« Le véritable progrès démocratique n’est pas d’abaisser l’élite au niveau de la foule, mais d’élever la foule vers l’élite . »
Gustave Le Bon
Depuis quelques mois un vent d’espoir souffle en Egypte : un homme ose défier le pharaon d’opérette qui a mené son pays à la ruine morale et matérielle. Il s’agit d’El Baradei, Avec 83 millions d’habitants, l’Egypte a un seul record à son actif : c’est le pays le plus peuplé des pays parlant arabe. L’’Egypte de Moubarak n’a pas la baraka ; ne brille guère par ses performances économiques. C’est le moins que l’on puisse dire à en juger par le bilan du « Raïs » depuis son arrivée au pouvoir, en octobre 1981. « La pauvreté, écrit Samir Gharbi touche près de 42% de la population et le chômage a plus que doublé (11% contre 5%). La structure économique est restée quasi inchangée alors que la livre égyptienne a perdu 87% de sa valeur face au dollar américain. En fait, l’économie égyptienne ne tient que grâce à l’aide extérieure, américaine surtout : 47 milliards de dollars en vingt-deux ans. » (1)
C’est donc un pays exsangue, plus connu pour ses émeutes de la faim que pour la pertinence des rodomontades de Moubarak à l’endroit de l’Algérie se permettant même de se citer en exemple, « C’est moi ou l’Algérie », disait-il pendant la tragédie nationale de l’Algérie pour arracher l’appui et l’aumône des Américains. Parmi les autres points à ajouter, le rôle peu glorieux de l’Egypte vis-à -vis de Ghaza. « Le régime égyptien, qui s’était rendu impopulaire par sa gestion de la guerre, une gestion fortement sujette à caution, notamment par son verrouillage hermétique des frontières avec Ghaza en plein déluge de feu sur la Palestine, vient d’aggraver son cas en annonçant l’édification d’un rempart métallique censé neutraliser les tunnels creusés entre l’Egypte et la Palestine pour desserrer un peu l’étau sur la population ghazaouie.
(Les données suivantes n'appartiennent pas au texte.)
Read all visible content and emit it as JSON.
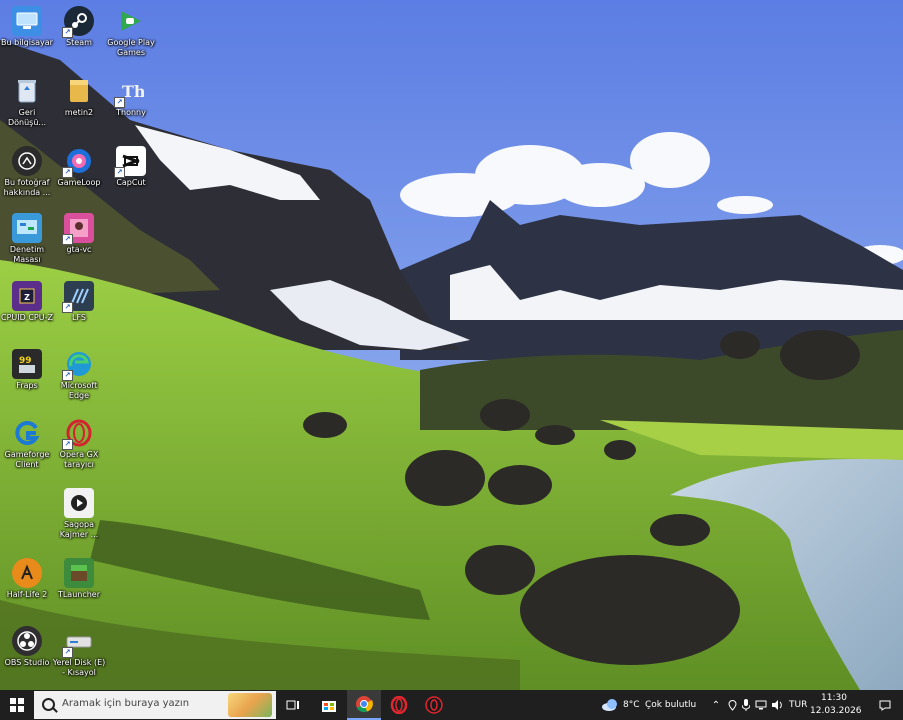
{
  "desktop": {
    "icons": [
      {
        "label": "Bu bilgisayar",
        "icon": "computer-icon",
        "color": "#3d8fe6"
      },
      {
        "label": "Steam",
        "icon": "steam-icon",
        "color": "#1b2838"
      },
      {
        "label": "Google Play Games",
        "icon": "google-play-games-icon",
        "color": "#2fa84f"
      },
      {
        "label": "Geri Dönüşü...",
        "icon": "recycle-bin-icon",
        "color": "#8aa4c0"
      },
      {
        "label": "metin2",
        "icon": "folder-icon",
        "color": "#e8b84a"
      },
      {
        "label": "Thonny",
        "icon": "thonny-icon",
        "color": "#f3f3f3"
      },
      {
        "label": "Bu fotoğraf hakkında ...",
        "icon": "camera-info-icon",
        "color": "#2b2b2b"
      },
      {
        "label": "GameLoop",
        "icon": "gameloop-icon",
        "color": "#1e6fd9"
      },
      {
        "label": "CapCut",
        "icon": "capcut-icon",
        "color": "#111111"
      },
      {
        "label": "Denetim Masası",
        "icon": "control-panel-icon",
        "color": "#3a9ad9"
      },
      {
        "label": "gta-vc",
        "icon": "gta-vc-icon",
        "color": "#d94f9c"
      },
      {
        "label": "CPUID CPU-Z",
        "icon": "cpu-z-icon",
        "color": "#5b2e8c"
      },
      {
        "label": "LFS",
        "icon": "lfs-icon",
        "color": "#2d3e50"
      },
      {
        "label": "Fraps",
        "icon": "fraps-icon",
        "color": "#e4c21c"
      },
      {
        "label": "Microsoft Edge",
        "icon": "edge-icon",
        "color": "#1f9ad6"
      },
      {
        "label": "Gameforge Client",
        "icon": "gameforge-icon",
        "color": "#1c7ad2"
      },
      {
        "label": "Opera GX tarayıcı",
        "icon": "opera-gx-icon",
        "color": "#d2232f"
      },
      {
        "label": "Sagopa Kajmer ...",
        "icon": "video-file-icon",
        "color": "#f2f2f2"
      },
      {
        "label": "Half-Life 2",
        "icon": "half-life-icon",
        "color": "#e88b1a"
      },
      {
        "label": "TLauncher",
        "icon": "tlauncher-icon",
        "color": "#3d8b3d"
      },
      {
        "label": "OBS Studio",
        "icon": "obs-icon",
        "color": "#302e31"
      },
      {
        "label": "Yerel Disk (E) - Kısayol",
        "icon": "drive-icon",
        "color": "#cfcfcf"
      }
    ]
  },
  "taskbar": {
    "search_placeholder": "Aramak için buraya yazın",
    "apps": [
      {
        "name": "task-view-icon"
      },
      {
        "name": "microsoft-store-icon"
      },
      {
        "name": "chrome-icon"
      },
      {
        "name": "opera-icon"
      },
      {
        "name": "opera-gx-icon"
      }
    ],
    "weather_temp": "8°C",
    "weather_text": "Çok bulutlu",
    "language": "TUR",
    "time": "11:30",
    "date": "12.03.2026"
  },
  "colors": {
    "taskbar_bg": "#1f1f1f",
    "sky": "#6d8cea",
    "grass": "#7fb83a"
  }
}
Aujourd’hui, on reproche à l’Egypte d’entraver l’acheminement de l’aide internationale vers les Territoires occupés. Dernier fait en date : un convoi humanitaire, conduit par le député britannique George Galloway, s’est vu refuser l’accès à Ghaza par la mer Rouge (port de Noueiba), qui représente le chemin le plus court, rapporte l’AFP. » (2)
Un pays exsangue
La carrière politique de Moubarak commença sous le président de l’époque, Anouar el Sadate, qui le nomma chef de l’armée de l’air et ministre des Affaires militaires en 1972. Le président de l’époque, Anouar el Sadate, fut assassiné le 6 octobre 1981. Moubarak prit le pouvoir, le 14 octobre 1981. Il poursuivit les politiques de privatisation et de libéralisme économique « El infitah » déjà mises en place par Sadate Pour pouvoir autant « durer » et prendre en otage tout un peuple, il faut reconnaître au « Raï s » l’art de la magouille. Ainsi, il fit place nette lors des élections présidentielles « s’arrangeant » pour être le seul candidat.
Dany Lescault-Grenier nous explique la machine à gagner moubarakienne : « En 2005, après des pressions de la part des États-Unis, il gagna l’élection au suffrage universel avec 88,5% d’appuis. A la suite de l’élection, le président Moubarak fit emprisonner Ayman Nour, son principal opposant durant la course à la présidence. Tout semble indiquer que 2011 marquera la fin de la mainmise de Hosni Moubarak sur la présidence de l’Égypte. » (3)
« Sa succession est un enjeu important qui pourrait changer les relations qu’entretient l’Égypte avec les différents acteurs internationaux. Deux candidats semblent se distinguer, soit son fils Gamal Moubarak et Omar Suleiman. Actuel chef des services de renseignements égyptiens, Omar Suleiman est reconnu pour sa forte opposition aux Frères musulmans. En 2011, il aura 76 ans. Après 30 ans de règne, tout indique que 2011 marquera la fin de Hosni Moubarak comme président de l’Égypte. Sa présidence fut contestée sur le plan de l’ouverture démocratique et les deux candidats possibles à sa succession semblent tendre vers une continuité des politiques mises en place depuis 1981. (3)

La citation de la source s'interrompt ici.